Authors: Daniel Judson
Tags: #Mystery & Detective, #General, #Suspense, #Fiction, #Thrillers
“It was necessary to maintain his cover.”
“Whose cover?”
Dickey stopped there.
“Whose cover?” Johnny demanded. “Smith’s?”
Dickey looked Johnny up and down for a moment, then nodded and said, “I’ll leave the rest up to him.”
It looked to Johnny as if Dickey were bowing out of the conversation.
Johnny found what it took to raise his voice. “Up to who?”
As though in an answer to his question, the sound of footsteps was suddenly heard crossing above them. Someone walking from one side of a room to another. Then Johnny heard the sound of a door opening and closing.
“I’m going to get out my cell phone,” Dickey said calmly. “Okay?”
Frustrated, desperate to understand, Johnny glanced down as Dickey reached carefully into his pocket and removed his cell phone, holding it up for Johnny to see.
The bright animation running on the display screen told Johnny that an active call was in progress.
Obviously, whoever was upstairs, and was now on his way down, had been listening.

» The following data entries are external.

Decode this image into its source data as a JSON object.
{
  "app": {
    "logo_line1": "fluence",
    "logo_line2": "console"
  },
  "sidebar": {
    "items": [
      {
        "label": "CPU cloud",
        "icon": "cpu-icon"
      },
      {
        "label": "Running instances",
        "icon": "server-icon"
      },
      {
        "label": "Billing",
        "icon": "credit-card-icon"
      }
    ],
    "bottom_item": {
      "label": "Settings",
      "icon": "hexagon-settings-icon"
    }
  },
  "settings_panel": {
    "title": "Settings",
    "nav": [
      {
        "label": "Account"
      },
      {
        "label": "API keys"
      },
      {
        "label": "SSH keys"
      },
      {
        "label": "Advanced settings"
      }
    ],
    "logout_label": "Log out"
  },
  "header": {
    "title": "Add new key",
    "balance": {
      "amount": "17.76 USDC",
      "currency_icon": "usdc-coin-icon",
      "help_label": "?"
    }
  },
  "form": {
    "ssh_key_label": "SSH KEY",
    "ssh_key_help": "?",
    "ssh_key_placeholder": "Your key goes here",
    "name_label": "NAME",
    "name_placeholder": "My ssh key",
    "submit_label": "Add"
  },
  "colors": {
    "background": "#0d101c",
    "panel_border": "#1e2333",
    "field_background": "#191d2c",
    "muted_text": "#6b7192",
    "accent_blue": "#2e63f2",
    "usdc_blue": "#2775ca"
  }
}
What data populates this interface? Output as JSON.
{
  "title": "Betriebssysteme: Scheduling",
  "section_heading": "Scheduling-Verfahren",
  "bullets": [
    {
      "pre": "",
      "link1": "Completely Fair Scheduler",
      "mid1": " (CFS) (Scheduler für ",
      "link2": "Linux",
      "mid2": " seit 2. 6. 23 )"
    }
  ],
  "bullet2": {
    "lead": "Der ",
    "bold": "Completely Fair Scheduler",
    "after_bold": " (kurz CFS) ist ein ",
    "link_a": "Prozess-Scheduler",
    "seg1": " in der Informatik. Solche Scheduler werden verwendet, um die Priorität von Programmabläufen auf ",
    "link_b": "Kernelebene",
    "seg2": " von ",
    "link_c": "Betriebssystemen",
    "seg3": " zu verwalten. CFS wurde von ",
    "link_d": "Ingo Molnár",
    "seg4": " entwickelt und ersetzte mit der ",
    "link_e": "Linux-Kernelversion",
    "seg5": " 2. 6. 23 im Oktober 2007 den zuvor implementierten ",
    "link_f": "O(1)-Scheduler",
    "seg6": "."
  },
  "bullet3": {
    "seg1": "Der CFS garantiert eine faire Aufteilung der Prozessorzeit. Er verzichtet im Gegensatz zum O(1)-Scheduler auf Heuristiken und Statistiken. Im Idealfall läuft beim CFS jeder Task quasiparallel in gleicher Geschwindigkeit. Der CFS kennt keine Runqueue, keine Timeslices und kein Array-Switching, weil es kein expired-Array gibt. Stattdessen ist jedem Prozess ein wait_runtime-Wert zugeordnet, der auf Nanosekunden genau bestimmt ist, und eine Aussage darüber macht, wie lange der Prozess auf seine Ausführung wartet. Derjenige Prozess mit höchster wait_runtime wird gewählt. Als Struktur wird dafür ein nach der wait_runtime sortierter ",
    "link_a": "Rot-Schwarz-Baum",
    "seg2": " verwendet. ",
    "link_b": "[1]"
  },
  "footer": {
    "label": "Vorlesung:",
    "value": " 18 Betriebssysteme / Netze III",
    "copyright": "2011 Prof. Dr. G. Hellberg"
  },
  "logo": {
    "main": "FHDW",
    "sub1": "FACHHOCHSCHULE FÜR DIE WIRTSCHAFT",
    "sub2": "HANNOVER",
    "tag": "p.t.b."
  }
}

“He thought I should talk to you first,” Dickey told Johnny, terminating the call and pocketing his phone again. “He thought it might be better if I explained as much as I could to you before he came down. You may not be in any condition to hear much of anything if we did this the other way around.”
“Did what?”
Johnny heard a door open in the kitchen. He also heard the sound of the pouring rain. A few seconds later the door closed, and then all Johnny could hear were footsteps again.
Wet rubber soles on wood planks.
Heavy.
Johnny glanced toward the kitchen door, then back at Dickey.
As casually as he could, he moved his right hand to his side, inches from the knife in his back pocket.
Despite his exhaustion, his heart was pounding fresh adrenaline into his veins.
Despite all his training, he knew he was on the verge of flight or fight.
All he could think of was Haley, getting back to her, getting away from all of this, whatever it was.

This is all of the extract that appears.